The analysis indicates that median non-housing assets decreased prominently over a 21 to 22-year retirement span, with low-wealth households experiencing a 43% reduction, middle-wealth a 30% decline, and high-wealth facing a 42% decrease. Notably, a substantial segment of retirees managed to maintain a significant portion of their assets. Among low-asset households, 37% retained 80% or more of their initial assets, while 48% of middle-asset households maintained similar levels.
Significantly, retirees without access to defined benefit pensions faced more severe asset depletion. Low-asset retirees lacking stable pension income saw an 89% decrease in asset values, compared to a 29% decline among those with pensions. Leslie Muller, Ph.D., at EBRI, underscores the importance of predictable income for financial stability and asset preservation. As reliance shifts to defined contribution plans, it's crucial for employers and policymakers to develop strategies for converting retirement savings into sustainable income.

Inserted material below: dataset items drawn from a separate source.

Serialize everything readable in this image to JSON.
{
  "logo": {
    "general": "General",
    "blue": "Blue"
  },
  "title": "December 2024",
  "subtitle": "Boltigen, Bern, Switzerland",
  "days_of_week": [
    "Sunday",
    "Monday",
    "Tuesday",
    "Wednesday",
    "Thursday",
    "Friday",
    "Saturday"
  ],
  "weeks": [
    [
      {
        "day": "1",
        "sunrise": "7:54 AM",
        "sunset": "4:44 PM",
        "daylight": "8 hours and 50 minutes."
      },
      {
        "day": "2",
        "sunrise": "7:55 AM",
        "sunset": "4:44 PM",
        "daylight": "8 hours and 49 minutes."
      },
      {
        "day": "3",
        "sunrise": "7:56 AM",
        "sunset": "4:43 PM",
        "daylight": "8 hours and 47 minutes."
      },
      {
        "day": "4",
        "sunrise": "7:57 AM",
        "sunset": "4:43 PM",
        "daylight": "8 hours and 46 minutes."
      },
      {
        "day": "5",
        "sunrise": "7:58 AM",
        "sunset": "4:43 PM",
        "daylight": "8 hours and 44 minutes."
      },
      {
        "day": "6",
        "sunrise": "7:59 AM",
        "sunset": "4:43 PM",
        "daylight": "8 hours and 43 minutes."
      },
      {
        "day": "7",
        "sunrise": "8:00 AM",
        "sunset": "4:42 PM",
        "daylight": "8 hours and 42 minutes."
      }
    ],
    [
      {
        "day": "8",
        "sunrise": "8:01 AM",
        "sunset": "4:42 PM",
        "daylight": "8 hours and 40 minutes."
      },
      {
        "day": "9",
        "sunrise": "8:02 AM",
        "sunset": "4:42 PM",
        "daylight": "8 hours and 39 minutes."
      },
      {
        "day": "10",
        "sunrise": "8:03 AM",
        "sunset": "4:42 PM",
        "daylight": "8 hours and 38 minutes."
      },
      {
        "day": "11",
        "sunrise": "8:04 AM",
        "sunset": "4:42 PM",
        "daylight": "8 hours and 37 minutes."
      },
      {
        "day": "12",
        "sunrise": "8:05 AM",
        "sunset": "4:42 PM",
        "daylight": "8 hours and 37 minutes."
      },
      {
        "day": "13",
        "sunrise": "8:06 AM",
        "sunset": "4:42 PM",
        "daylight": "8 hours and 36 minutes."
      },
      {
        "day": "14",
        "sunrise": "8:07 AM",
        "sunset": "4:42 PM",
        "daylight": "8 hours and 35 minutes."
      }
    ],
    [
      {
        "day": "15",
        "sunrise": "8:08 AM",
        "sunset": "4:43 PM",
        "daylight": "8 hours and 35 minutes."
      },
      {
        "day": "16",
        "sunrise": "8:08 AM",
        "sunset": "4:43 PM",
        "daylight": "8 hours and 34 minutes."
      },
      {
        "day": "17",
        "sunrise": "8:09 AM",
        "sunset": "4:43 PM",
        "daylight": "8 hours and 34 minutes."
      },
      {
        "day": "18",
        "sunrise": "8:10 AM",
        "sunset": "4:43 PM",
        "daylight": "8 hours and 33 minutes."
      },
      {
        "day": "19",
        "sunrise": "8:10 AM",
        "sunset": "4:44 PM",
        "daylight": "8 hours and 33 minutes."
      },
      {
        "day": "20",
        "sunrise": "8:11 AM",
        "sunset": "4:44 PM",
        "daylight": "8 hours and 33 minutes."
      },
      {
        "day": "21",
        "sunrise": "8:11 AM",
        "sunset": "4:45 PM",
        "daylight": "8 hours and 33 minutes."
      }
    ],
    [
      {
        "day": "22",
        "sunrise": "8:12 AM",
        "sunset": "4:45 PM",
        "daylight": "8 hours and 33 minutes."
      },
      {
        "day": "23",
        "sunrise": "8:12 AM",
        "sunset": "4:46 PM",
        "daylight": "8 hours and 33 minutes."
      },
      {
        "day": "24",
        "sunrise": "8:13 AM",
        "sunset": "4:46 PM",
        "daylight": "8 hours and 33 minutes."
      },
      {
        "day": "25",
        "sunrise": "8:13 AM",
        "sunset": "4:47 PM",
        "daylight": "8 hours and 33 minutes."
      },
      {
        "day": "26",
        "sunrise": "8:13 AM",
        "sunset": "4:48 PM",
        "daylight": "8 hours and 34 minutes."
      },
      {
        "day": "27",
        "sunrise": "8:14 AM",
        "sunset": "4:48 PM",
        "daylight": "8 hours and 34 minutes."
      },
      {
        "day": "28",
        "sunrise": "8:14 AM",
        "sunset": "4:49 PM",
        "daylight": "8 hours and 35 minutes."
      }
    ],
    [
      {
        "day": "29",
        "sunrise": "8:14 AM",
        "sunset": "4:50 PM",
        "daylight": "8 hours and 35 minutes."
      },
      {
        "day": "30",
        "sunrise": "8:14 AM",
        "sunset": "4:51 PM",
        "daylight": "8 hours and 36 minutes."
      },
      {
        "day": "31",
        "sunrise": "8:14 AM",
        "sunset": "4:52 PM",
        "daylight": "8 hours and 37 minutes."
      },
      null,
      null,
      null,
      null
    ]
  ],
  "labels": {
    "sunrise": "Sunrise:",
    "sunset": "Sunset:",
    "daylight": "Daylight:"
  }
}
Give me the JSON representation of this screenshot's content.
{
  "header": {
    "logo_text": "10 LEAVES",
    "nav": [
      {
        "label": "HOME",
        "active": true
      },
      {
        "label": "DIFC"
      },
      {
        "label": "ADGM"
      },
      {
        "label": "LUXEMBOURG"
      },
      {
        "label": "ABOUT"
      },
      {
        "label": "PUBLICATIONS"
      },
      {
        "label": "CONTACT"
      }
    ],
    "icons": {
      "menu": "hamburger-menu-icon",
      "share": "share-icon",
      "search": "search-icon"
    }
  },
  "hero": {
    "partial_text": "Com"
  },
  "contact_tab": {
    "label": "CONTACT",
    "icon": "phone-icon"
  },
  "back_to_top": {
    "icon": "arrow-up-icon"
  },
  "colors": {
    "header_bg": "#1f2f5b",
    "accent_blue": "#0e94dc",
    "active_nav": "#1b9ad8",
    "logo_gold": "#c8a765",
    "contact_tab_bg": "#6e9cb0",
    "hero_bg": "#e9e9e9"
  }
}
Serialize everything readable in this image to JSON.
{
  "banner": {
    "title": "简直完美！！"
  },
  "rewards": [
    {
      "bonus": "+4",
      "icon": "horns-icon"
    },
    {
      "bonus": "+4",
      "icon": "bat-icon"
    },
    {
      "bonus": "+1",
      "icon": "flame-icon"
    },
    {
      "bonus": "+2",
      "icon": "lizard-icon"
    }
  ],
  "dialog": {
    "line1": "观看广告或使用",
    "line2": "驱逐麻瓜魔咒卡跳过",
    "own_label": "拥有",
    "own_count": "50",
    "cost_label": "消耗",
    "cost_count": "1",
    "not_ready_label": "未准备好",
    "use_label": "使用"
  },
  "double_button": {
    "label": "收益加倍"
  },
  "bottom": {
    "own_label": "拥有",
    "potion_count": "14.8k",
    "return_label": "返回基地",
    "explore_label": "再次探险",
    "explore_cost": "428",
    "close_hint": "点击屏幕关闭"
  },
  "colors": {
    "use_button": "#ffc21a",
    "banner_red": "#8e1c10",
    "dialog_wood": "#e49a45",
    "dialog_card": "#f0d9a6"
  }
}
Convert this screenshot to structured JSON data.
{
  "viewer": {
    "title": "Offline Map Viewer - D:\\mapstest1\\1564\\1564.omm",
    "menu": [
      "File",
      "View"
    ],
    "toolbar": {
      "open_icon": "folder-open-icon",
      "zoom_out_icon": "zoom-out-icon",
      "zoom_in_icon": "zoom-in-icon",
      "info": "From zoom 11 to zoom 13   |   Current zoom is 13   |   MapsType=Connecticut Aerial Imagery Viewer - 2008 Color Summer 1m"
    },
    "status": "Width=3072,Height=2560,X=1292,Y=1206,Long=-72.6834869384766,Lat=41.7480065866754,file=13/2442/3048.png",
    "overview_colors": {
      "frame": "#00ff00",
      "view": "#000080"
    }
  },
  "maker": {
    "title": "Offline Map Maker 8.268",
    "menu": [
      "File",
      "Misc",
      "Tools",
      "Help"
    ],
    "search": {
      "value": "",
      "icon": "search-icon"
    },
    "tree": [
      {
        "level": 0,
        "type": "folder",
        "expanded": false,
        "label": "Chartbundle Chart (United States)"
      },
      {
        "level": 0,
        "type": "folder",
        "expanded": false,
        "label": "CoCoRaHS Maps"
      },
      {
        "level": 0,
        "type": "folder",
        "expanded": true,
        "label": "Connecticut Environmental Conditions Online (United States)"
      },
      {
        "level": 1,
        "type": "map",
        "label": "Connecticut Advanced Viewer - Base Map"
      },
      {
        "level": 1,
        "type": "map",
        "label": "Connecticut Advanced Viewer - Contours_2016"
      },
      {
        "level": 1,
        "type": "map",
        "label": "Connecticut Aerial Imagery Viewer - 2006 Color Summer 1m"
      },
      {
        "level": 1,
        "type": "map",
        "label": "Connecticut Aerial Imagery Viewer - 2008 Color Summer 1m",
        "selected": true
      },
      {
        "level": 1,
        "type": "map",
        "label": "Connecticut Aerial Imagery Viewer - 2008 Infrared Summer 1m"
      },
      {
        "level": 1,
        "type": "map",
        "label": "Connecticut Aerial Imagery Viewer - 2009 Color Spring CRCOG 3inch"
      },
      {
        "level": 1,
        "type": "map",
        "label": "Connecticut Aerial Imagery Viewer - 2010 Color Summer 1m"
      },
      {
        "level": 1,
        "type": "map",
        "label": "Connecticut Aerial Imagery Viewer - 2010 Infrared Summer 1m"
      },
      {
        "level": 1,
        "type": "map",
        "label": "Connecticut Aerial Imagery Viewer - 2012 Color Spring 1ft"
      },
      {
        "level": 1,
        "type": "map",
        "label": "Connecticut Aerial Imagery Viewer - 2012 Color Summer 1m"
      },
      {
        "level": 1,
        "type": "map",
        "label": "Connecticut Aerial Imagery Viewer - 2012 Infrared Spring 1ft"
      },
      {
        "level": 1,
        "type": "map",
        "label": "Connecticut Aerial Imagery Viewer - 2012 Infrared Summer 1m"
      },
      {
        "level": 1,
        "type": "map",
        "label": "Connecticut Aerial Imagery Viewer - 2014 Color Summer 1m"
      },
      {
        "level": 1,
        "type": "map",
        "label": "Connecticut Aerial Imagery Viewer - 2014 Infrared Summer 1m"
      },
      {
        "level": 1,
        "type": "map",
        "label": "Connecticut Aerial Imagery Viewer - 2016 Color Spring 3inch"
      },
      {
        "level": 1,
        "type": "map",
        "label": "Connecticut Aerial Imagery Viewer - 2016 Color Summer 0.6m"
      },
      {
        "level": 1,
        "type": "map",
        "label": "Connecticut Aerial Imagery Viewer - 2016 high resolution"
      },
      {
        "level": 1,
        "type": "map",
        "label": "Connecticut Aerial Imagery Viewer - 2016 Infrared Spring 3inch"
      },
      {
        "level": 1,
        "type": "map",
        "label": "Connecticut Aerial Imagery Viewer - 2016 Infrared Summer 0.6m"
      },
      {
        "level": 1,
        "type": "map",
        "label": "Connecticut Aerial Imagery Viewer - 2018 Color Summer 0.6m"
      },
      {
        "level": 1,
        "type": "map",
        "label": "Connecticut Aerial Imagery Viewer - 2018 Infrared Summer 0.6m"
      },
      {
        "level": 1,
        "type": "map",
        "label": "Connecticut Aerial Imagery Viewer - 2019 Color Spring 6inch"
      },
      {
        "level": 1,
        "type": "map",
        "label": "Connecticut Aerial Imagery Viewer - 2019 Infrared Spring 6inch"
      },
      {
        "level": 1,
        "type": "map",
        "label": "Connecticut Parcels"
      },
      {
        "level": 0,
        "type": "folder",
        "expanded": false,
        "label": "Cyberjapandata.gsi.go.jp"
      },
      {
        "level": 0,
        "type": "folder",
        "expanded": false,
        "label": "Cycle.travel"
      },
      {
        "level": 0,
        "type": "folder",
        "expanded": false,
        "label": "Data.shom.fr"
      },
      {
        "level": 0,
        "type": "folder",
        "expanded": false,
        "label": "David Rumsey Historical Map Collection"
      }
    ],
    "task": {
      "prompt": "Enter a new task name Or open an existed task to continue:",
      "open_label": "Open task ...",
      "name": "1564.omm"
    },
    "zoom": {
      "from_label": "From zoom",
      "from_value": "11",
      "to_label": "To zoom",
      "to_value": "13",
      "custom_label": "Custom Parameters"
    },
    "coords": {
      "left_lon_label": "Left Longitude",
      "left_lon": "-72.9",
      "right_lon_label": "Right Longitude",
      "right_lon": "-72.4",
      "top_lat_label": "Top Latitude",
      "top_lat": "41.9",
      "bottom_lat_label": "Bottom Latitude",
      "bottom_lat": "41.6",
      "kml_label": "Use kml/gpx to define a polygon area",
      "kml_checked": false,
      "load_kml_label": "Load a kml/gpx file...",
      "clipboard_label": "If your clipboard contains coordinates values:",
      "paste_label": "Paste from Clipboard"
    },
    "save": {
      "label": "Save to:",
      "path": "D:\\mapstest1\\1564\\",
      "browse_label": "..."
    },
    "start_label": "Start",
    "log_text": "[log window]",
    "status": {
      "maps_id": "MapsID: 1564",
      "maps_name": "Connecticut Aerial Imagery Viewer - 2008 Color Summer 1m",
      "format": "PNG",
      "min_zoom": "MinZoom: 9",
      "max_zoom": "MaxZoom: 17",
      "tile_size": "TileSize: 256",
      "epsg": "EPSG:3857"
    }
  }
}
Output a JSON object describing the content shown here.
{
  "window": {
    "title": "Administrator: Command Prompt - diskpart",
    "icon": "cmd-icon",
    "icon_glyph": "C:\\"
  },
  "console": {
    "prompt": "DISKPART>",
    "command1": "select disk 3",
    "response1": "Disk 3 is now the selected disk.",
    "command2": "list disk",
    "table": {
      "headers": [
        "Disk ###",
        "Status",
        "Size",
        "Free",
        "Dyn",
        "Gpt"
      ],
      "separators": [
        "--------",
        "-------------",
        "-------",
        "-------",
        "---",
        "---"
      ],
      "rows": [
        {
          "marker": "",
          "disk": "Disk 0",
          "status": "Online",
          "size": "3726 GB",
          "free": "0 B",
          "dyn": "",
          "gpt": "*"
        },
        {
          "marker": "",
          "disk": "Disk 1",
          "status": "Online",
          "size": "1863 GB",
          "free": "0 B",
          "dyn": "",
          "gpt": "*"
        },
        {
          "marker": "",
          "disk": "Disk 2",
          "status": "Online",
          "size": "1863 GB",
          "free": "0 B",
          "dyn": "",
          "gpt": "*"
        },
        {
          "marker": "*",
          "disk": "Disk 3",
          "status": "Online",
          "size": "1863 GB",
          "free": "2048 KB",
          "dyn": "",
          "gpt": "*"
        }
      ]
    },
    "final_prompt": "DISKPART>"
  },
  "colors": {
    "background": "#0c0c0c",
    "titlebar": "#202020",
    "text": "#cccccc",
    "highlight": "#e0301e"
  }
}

For retirees with assets under $200,000, depletion rates mirror those of wealthier peers, posing higher financial risks due to limited reserves. Some late retirees retaining high asset levels may indicate unforeseen factors like under-spending rather than efficient self-insurance. Looking ahead, declining pension coverage necessitates alternative solutions that replicate the income stability formerly provided by pensions. Enhancing retirement strategies with immediate annuities and guaranteed lifetime withdrawal benefit riders could bridge the gap left by the shift towards defined contribution plans, ensuring adequate support in future retirement planning.